In Hal's own political career, he was proudest of building bipartisan backing for student loan and air traffic control legislation during his one term as Delaware's single member of the U.S. House of Representatives. His colleagues tend to be most impressed with the work he did to ease racial tension in Wilmington when he was mayor. There were riots in the city following the assassination of Martin Luther King in 1968. The conservative, southern-style Democrats in power in Delaware called in the National Guard for protection. And it wasn't until Hal and gubernatorial candidate Russell Peterson defeated those incumbents and took office in early 1969 that the state finally moved to end one of the longest domestic military occupations in American history.
Just as important to Hal as his public service was his advocacy for environmental stewardship and increased access to quality education. He was a compulsive picker-upper of litter, scraper of graffitied trees, and he served on the board of trustees of Chadds Ford's Brandywine Conservancy for more than 50 years. He founded Delaware Futures in 1993 to expand access to college for Wilmington's high school students. And the cause on which he lectured most passionately over the last two years of his life was bold investment, both public and private, in early childhood education.
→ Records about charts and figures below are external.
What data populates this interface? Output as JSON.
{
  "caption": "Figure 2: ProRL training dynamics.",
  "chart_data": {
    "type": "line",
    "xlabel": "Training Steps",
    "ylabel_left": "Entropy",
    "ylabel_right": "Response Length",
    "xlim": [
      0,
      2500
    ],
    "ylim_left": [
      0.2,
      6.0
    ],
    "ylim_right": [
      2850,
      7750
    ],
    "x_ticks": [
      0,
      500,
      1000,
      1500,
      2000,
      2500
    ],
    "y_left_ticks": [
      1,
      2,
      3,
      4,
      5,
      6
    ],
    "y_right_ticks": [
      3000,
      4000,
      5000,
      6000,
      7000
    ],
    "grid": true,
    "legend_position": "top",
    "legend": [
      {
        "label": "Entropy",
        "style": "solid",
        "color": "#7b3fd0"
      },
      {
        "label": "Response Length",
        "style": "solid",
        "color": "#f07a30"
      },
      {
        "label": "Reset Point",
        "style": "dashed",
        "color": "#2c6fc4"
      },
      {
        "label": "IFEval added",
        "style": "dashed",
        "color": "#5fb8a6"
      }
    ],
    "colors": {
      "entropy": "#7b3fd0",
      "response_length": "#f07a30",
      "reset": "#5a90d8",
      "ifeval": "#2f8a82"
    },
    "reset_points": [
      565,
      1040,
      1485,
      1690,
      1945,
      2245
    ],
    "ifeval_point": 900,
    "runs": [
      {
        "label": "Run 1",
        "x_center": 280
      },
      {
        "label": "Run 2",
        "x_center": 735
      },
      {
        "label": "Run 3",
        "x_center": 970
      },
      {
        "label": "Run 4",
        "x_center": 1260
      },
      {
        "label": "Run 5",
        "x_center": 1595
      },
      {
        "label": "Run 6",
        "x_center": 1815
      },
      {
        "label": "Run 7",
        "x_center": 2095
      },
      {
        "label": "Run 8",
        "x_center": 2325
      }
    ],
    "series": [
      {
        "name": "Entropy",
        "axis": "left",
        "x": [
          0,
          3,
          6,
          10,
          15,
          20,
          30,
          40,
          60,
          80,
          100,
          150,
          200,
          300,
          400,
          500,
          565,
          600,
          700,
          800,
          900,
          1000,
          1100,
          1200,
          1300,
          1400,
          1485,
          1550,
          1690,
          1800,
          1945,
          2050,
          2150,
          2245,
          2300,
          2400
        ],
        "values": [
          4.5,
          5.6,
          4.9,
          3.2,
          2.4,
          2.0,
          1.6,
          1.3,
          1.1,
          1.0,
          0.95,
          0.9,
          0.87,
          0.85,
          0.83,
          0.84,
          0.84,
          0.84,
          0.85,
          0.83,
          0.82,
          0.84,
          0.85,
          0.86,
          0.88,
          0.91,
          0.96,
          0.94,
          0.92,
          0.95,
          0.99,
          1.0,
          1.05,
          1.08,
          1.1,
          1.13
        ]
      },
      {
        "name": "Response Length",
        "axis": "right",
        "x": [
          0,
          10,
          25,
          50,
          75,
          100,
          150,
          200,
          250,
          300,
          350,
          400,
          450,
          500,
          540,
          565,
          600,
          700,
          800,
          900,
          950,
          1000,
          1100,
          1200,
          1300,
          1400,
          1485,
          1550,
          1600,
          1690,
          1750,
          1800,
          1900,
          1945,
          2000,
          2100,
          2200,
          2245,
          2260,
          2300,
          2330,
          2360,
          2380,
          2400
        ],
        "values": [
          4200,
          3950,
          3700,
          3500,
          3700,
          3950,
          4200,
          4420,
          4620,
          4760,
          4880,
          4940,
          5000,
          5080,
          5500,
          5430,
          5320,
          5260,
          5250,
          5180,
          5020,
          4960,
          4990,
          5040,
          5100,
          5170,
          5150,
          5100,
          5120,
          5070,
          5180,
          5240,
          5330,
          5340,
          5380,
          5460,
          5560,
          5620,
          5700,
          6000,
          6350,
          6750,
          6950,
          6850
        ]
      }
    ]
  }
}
Hal's business career was colorful, shall we say. For example, he had a short stint as president, front man, and carnival barker for Abercrombie & Fitch, when it was a high-end outfitter for jet-setting big game hunters in New York City. And, a few years later, he juuuust missed out on investing in Wendy's right before it blew up, allegedly, of course.
Hal was most feared by his family for his speeches at weddings and other big gatherings. He was capable of embarrassing anyone at any time and oblivious to all of it. A few of us took the opportunity to roast him back a bit at his memorial service at Christ Church in Greenville on Jan. 27. We'll do it again when we bury his ashes next to Mimi's this spring.
By Jake de Grazia. Jake is is Hal Haskell's grandson. He manages software engineers and designers in Los Angeles, California.